IN an imaginary hierarchy of health needs, where would you rank oral health? If you are anything like one in three U.S. adults who told Gallup they did not visit a dentist in the past year, you probably would not rank it very high. Certainly, you might put it below check-ups for chronic diseases and below emergency medical procedures. Perhaps, you might tack it next to a vegan diet and omega-three oil pills as a good thing to have but not an essential part of a healthy life. This reaction is understandable—after all, taking care of your teeth can seem like a vanity exercise and going to the dentist is seldom an uplifting experience. But this reaction is also deeply mistaken.

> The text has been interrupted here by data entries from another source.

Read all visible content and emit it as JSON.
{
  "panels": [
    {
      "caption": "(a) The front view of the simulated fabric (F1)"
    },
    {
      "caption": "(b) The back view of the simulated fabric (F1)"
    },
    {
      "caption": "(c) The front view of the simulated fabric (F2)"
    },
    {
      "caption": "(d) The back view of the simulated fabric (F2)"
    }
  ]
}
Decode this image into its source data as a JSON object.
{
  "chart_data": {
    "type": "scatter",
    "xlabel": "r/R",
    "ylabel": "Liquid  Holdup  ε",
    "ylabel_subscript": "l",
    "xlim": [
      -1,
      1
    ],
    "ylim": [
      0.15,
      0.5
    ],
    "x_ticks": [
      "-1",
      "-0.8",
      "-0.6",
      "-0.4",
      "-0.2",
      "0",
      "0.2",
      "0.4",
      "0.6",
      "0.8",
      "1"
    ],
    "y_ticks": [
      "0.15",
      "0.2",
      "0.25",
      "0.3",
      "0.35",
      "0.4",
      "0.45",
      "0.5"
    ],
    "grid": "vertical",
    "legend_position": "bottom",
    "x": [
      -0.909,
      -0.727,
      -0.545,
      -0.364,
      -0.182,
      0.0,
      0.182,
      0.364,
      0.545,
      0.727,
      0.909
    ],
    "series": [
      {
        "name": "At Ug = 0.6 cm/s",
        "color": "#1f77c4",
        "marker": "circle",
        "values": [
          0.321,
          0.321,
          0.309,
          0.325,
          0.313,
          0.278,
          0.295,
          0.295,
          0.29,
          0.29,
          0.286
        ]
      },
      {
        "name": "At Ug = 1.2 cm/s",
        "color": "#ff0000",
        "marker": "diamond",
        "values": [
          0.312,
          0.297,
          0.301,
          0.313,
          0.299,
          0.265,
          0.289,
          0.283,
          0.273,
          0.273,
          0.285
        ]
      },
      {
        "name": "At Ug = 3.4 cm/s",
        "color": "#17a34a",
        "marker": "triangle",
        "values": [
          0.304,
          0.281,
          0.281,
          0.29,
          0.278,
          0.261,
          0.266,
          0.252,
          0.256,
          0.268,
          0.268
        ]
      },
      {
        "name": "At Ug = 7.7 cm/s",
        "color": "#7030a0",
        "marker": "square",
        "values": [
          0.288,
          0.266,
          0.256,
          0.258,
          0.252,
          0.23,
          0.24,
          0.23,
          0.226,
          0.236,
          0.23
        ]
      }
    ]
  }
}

It’s mistaken, first and foremost, because poor oral hygiene can lead to severe negative health outcomes, including chronic disease and emergency medical procedures. A consensus report recently published by American Journal of Cardiology found that people with poor oral health had more heart attacks and gum disease is a risk factor for coronary heart disease. There are also a wide variety of oral diseases linked to poor oral hygiene such as, gingival disease and oral cancer. All of these diseases require serious medical attention and can result in debilitating financial costs (effective treatment of severe gum disease can cost up to 10,000 dollars). Aside from these direct results, poor oral health can impact our lives in subtle yet equally detrimental ways.
Poor dental health changes our behavior for the worse. Not only do people lose self-confidence over their appearance, but dental pain also inhibits normal activity. In 2008, a study from the University of North Carolina concluded that, “Children with poorer oral health status were more likely to experience dental pain, miss school, and perform poorly in school.” That kind of disadvantage at an early age can slow the progress of a child’s development and obstruct their dreams of a better life.
Unfortunately, when it comes to oral health, the burden of our negligence often falls on our children. According to the Kaiser Family Foundation, “Tooth decay is the most common chronic illness among school-age children.” To put that in perspective, tooth decay is five times more prevalent in children than asthma. These statistics get even worse for children from low-income families who face barriers of access to good oral healthcare. The deepest irony of these statistics can also be found in the conclusion of the Kaiser report, stating of tooth decay, “It is almost entirely preventable.”
How then can we reduce the harm and prevalence of bad oral health? We can start by taking simple steps to reduce the risk factors associated with bad oral health such as, an unhealthy diet and smoking. Try to pace the amount of sugary drinks you imbibe and keep them away, as best you can, from your children. We can also practice basic everyday dental habits like flossing and rinsing in front of the mirror with ourselves and our children. Simple reminders, however, are not enough. We need external support and attention to fully realize a change in prevalence of bad oral health. Therefore, on a larger scale, we should to invest in, support, and take of advantage of community initiatives that address oral health—initiatives like Skippy.
Skippy, sponsored by Tri-County Health Network, is a mobile, school-based program wherein registered Dental Hygienists come to a school and provide an oral health exam, identifying possible cavities in children ages 0-12. They also educate children about their teeth and provide fluoride treatment and place sealants when needed. If the network’s navigators identify a problem in the children, they reach out to parents to encourage them to see a dentist. From its inception, Skippy has served 16 schools and over 2,800 children.
It’s time for oral health to ascend our mental hierarchy of health needs. We need to recognize it as a priority, worthy of our attention and diligence. That process of recognition starts with us shaking off the dust of our floss containers and scheduling an appointment with the dentist but it should not end there. It should inform our discussions about health in our communities and families. Only then might we be able to defeat the most prevalent chronic disease among children and the source of innumerable heartaches, not to mention toothaches, in our adult population.